To run data other than the example data, create the run.py below.

from naturf import driver
from naturf.config import Settings

Settings.DATA_ID_FIELD_NAME = "YOUR_ID_FIELD_NAME_HERE"
Settings.DATA_HEIGHT_FIELD_NAME = "YOUR_HEIGHT_FIELD_NAME_HERE"

input_shapefile_path = "PATH_TO_YOUR_DATA"
inputs = {"input_shapefile": input_shapefile_path}
outputs = ["write_binary", "write_index"]
model = driver.Model(inputs, outputs)

df = model.execute()
model.graph()

3. Run naturf

This will run all functions required to create the output specified in the run.py output_columns variable. Currently write_binary and write_index. The path variable should point towards the input shapefile.

$ python run.py

Track execution with the Hamilton UI

If you would like to track the execution of the naturf workflow, there is an interactive UI available that allows you to track the progress of the workflow, view logs, and capture summary statistics of outputs.

  1. Pre-requisites:

  • Have the self-hosted Hamilton UI running and you have created a user and project. If not, follow the instructions in the Hamilton UI README.
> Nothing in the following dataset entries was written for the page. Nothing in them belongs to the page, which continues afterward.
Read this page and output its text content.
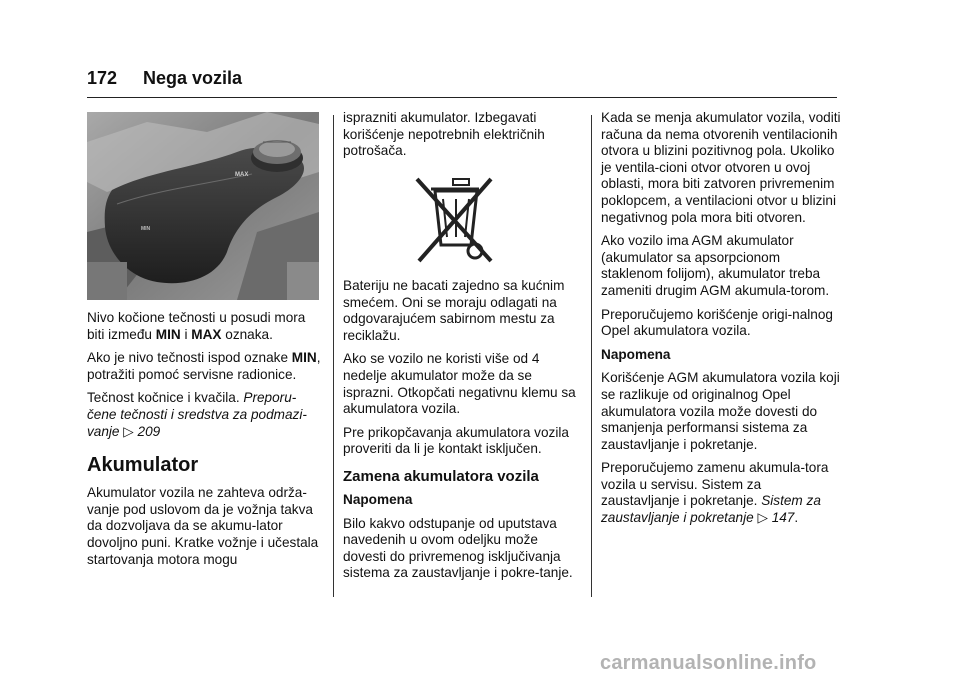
172 Nega vozila
MAX
MIN

Nivo kočione tečnosti u posudi mora biti između MIN i MAX oznaka.

Ako je nivo tečnosti ispod oznake MIN, potražiti pomoć servisne radionice.

Tečnost kočnice i kvačila. Preporu-čene tečnosti i sredstva za podmazi-vanje ▷ 209

Akumulator

Akumulator vozila ne zahteva održa-vanje pod uslovom da je vožnja takva da dozvoljava da se akumu-lator dovoljno puni. Kratke vožnje i učestala startovanja motora mogu

isprazniti akumulator. Izbegavati korišćenje nepotrebnih električnih potrošača.

Bateriju ne bacati zajedno sa kućnim smećem. Oni se moraju odlagati na odgovarajućem sabirnom mestu za reciklažu.

Ako se vozilo ne koristi više od 4 nedelje akumulator može da se isprazni. Otkopčati negativnu klemu sa akumulatora vozila.

Pre prikopčavanja akumulatora vozila proveriti da li je kontakt isključen.

Zamena akumulatora vozila

Napomena

Bilo kakvo odstupanje od uputstava navedenih u ovom odeljku može dovesti do privremenog isključivanja sistema za zaustavljanje i pokre-tanje.

Kada se menja akumulator vozila, voditi računa da nema otvorenih ventilacionih otvora u blizini pozitivnog pola. Ukoliko je ventila-cioni otvor otvoren u ovoj oblasti, mora biti zatvoren privremenim poklopcem, a ventilacioni otvor u blizini negativnog pola mora biti otvoren.

Ako vozilo ima AGM akumulator (akumulator sa apsorpcionom staklenom folijom), akumulator treba zameniti drugim AGM akumula-torom.

Preporučujemo korišćenje origi-nalnog Opel akumulatora vozila.

Napomena

Korišćenje AGM akumulatora vozila koji se razlikuje od originalnog Opel akumulatora vozila može dovesti do smanjenja performansi sistema za zaustavljanje i pokretanje.

Preporučujemo zamenu akumula-tora vozila u servisu. Sistem za zaustavljanje i pokretanje. Sistem za zaustavljanje i pokretanje ▷ 147.

carmanualsonline.info
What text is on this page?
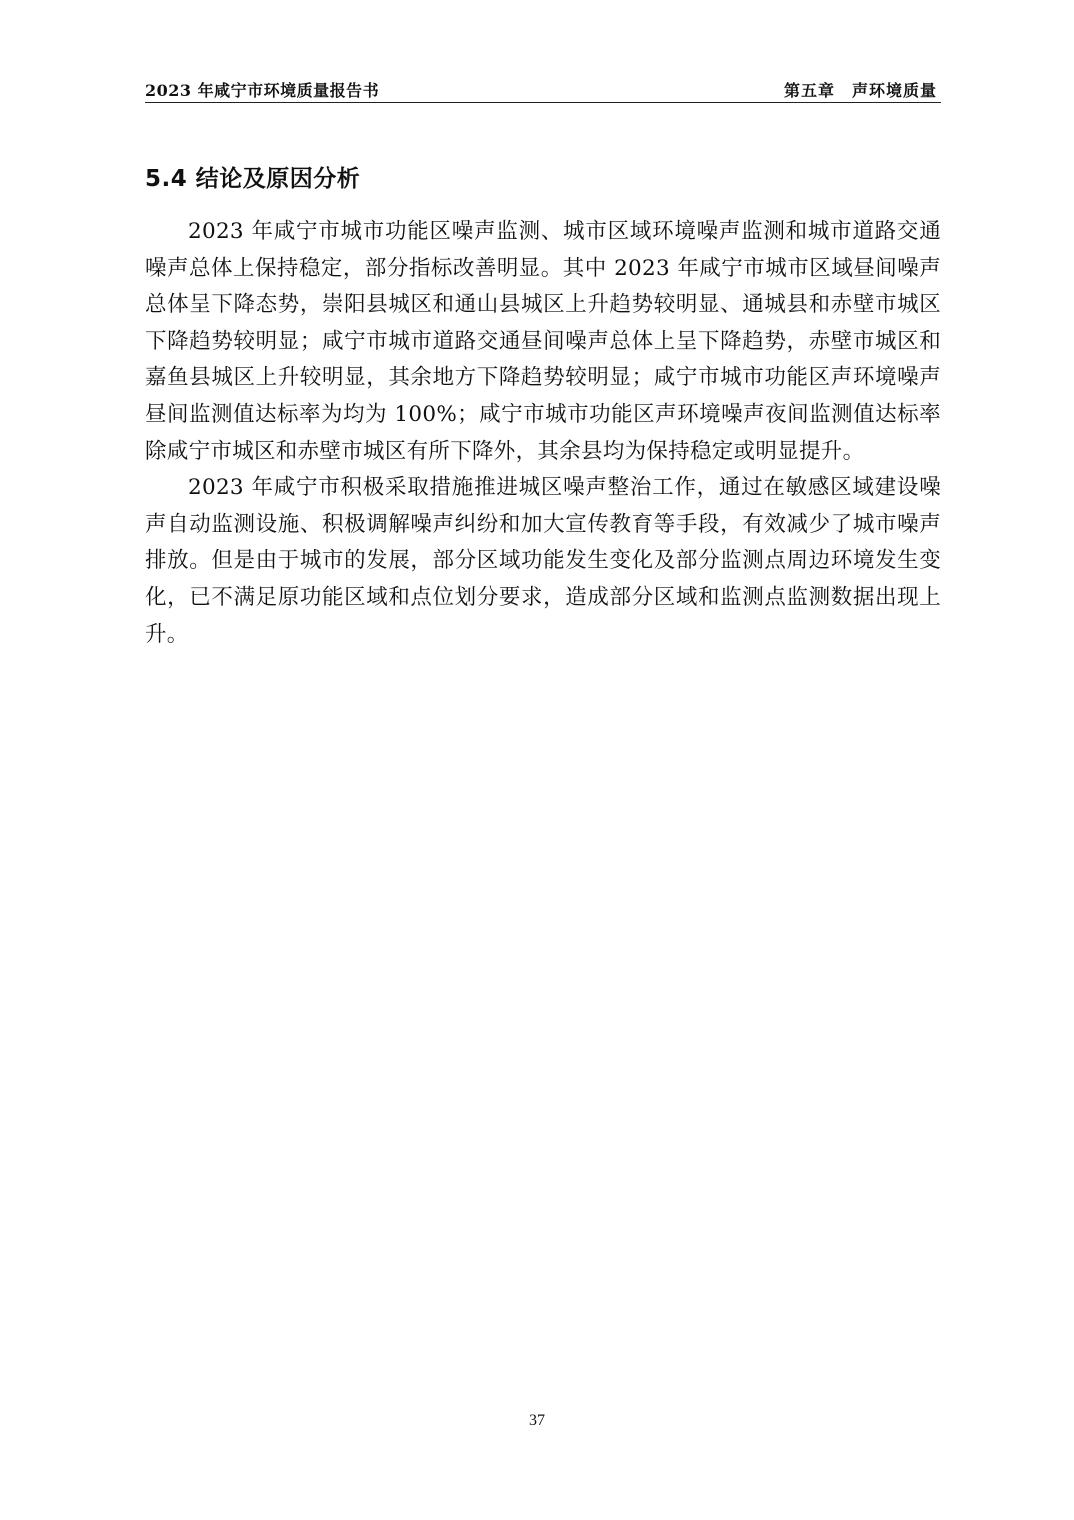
2023 年咸宁市环境质量报告书	第五章　声环境质量
5.4 结论及原因分析

2023 年咸宁市城市功能区噪声监测、城市区域环境噪声监测和城市道路交通噪声总体上保持稳定，部分指标改善明显。其中 2023 年咸宁市城市区域昼间噪声总体呈下降态势，崇阳县城区和通山县城区上升趋势较明显、通城县和赤壁市城区下降趋势较明显；咸宁市城市道路交通昼间噪声总体上呈下降趋势，赤壁市城区和嘉鱼县城区上升较明显，其余地方下降趋势较明显；咸宁市城市功能区声环境噪声昼间监测值达标率为均为 100%；咸宁市城市功能区声环境噪声夜间监测值达标率除咸宁市城区和赤壁市城区有所下降外，其余县均为保持稳定或明显提升。

2023 年咸宁市积极采取措施推进城区噪声整治工作，通过在敏感区域建设噪声自动监测设施、积极调解噪声纠纷和加大宣传教育等手段，有效减少了城市噪声排放。但是由于城市的发展，部分区域功能发生变化及部分监测点周边环境发生变化，已不满足原功能区域和点位划分要求，造成部分区域和监测点监测数据出现上升。

37
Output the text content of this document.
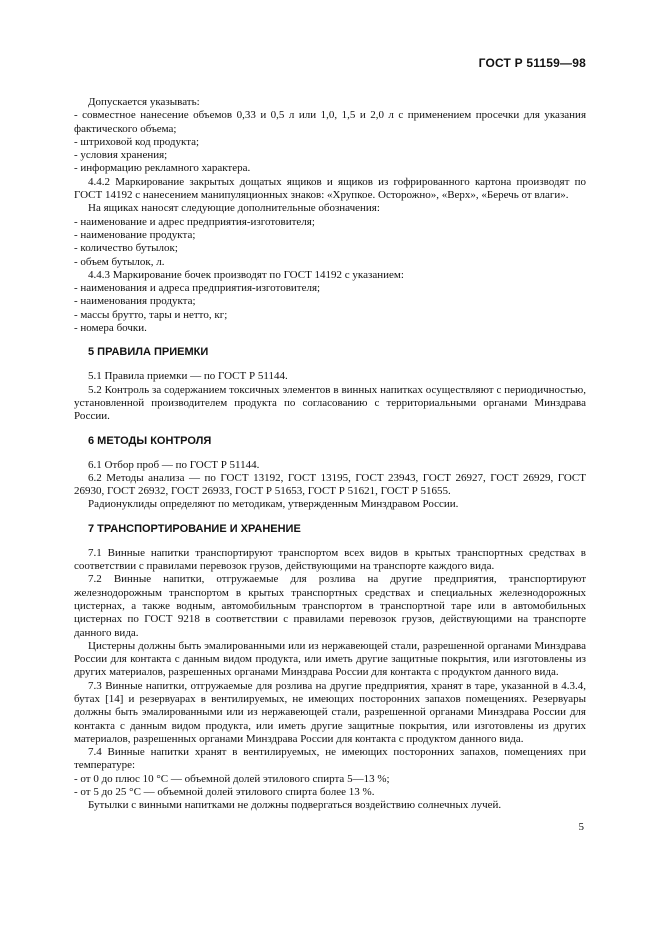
ГОСТ Р 51159—98

Допускается указывать:

- совместное нанесение объемов 0,33 и 0,5 л или 1,0, 1,5 и 2,0 л с применением просечки для указания фактического объема;

- штриховой код продукта;

- условия хранения;

- информацию рекламного характера.

4.4.2 Маркирование закрытых дощатых ящиков и ящиков из гофрированного картона производят по ГОСТ 14192 с нанесением манипуляционных знаков: «Хрупкое. Осторожно», «Верх», «Беречь от влаги».

На ящиках наносят следующие дополнительные обозначения:

- наименование и адрес предприятия-изготовителя;

- наименование продукта;

- количество бутылок;

- объем бутылок, л.

4.4.3 Маркирование бочек производят по ГОСТ 14192 с указанием:

- наименования и адреса предприятия-изготовителя;

- наименования продукта;

- массы брутто, тары и нетто, кг;

- номера бочки.

5 ПРАВИЛА ПРИЕМКИ

5.1 Правила приемки — по ГОСТ Р 51144.

5.2 Контроль за содержанием токсичных элементов в винных напитках осуществляют с периодичностью, установленной производителем продукта по согласованию с территориальными органами Минздрава России.

6 МЕТОДЫ КОНТРОЛЯ

6.1 Отбор проб — по ГОСТ Р 51144.

6.2 Методы анализа — по ГОСТ 13192, ГОСТ 13195, ГОСТ 23943, ГОСТ 26927, ГОСТ 26929, ГОСТ 26930, ГОСТ 26932, ГОСТ 26933, ГОСТ Р 51653, ГОСТ Р 51621, ГОСТ Р 51655.

Радионуклиды определяют по методикам, утвержденным Минздравом России.

7 ТРАНСПОРТИРОВАНИЕ И ХРАНЕНИЕ

7.1 Винные напитки транспортируют транспортом всех видов в крытых транспортных средствах в соответствии с правилами перевозок грузов, действующими на транспорте каждого вида.

7.2 Винные напитки, отгружаемые для розлива на другие предприятия, транспортируют железнодорожным транспортом в крытых транспортных средствах и специальных железнодорожных цистернах, а также водным, автомобильным транспортом в транспортной таре или в автомобильных цистернах по ГОСТ 9218 в соответствии с правилами перевозок грузов, действующими на транспорте данного вида.

Цистерны должны быть эмалированными или из нержавеющей стали, разрешенной органами Минздрава России для контакта с данным видом продукта, или иметь другие защитные покрытия, или изготовлены из других материалов, разрешенных органами Минздрава России для контакта с продуктом данного вида.

7.3 Винные напитки, отгружаемые для розлива на другие предприятия, хранят в таре, указанной в 4.3.4, бутах [14] и резервуарах в вентилируемых, не имеющих посторонних запахов помещениях. Резервуары должны быть эмалированными или из нержавеющей стали, разрешенной органами Минздрава России для контакта с данным видом продукта, или иметь другие защитные покрытия, или изготовлены из других материалов, разрешенных органами Минздрава России для контакта с продуктом данного вида.

7.4 Винные напитки хранят в вентилируемых, не имеющих посторонних запахов, помещениях при температуре:

- от 0 до плюс 10 °С — объемной долей этилового спирта 5—13 %;

- от 5 до 25 °С — объемной долей этилового спирта более 13 %.

Бутылки с винными напитками не должны подвергаться воздействию солнечных лучей.

5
  • Or, have a free account on DAGWorks Inc., and have created a project and an API Key.

  • Have the right SDK installed. If not, install it using the following command:

    $ pip install sf-hamilton[sdk]  # if self-hosting the Hamilton UI
    $ pip install dagworks-sdk  # if using the hosted Hamilton UI via DAGWorks Inc.
    
  1. Set the requisite environment variables:

$ export HAMILTON_UI_USERNAME="<your username>"
$ export HAMILTON_UI_PROJECT_ID="<your project ID>"
$ export DAGWORKS_API_KEY="<your DAGWorks API key>"  # set this is you are using the hosted Hamilton UI via DAGWorks Inc.
  1. Run the python file (again)!

Underneath, in naturf driver, the correct SDK will be invoked and the execution will be tracked on the Hamilton UI.

$ python run.py

You should see logs emitted that provide a URL to click to see execution!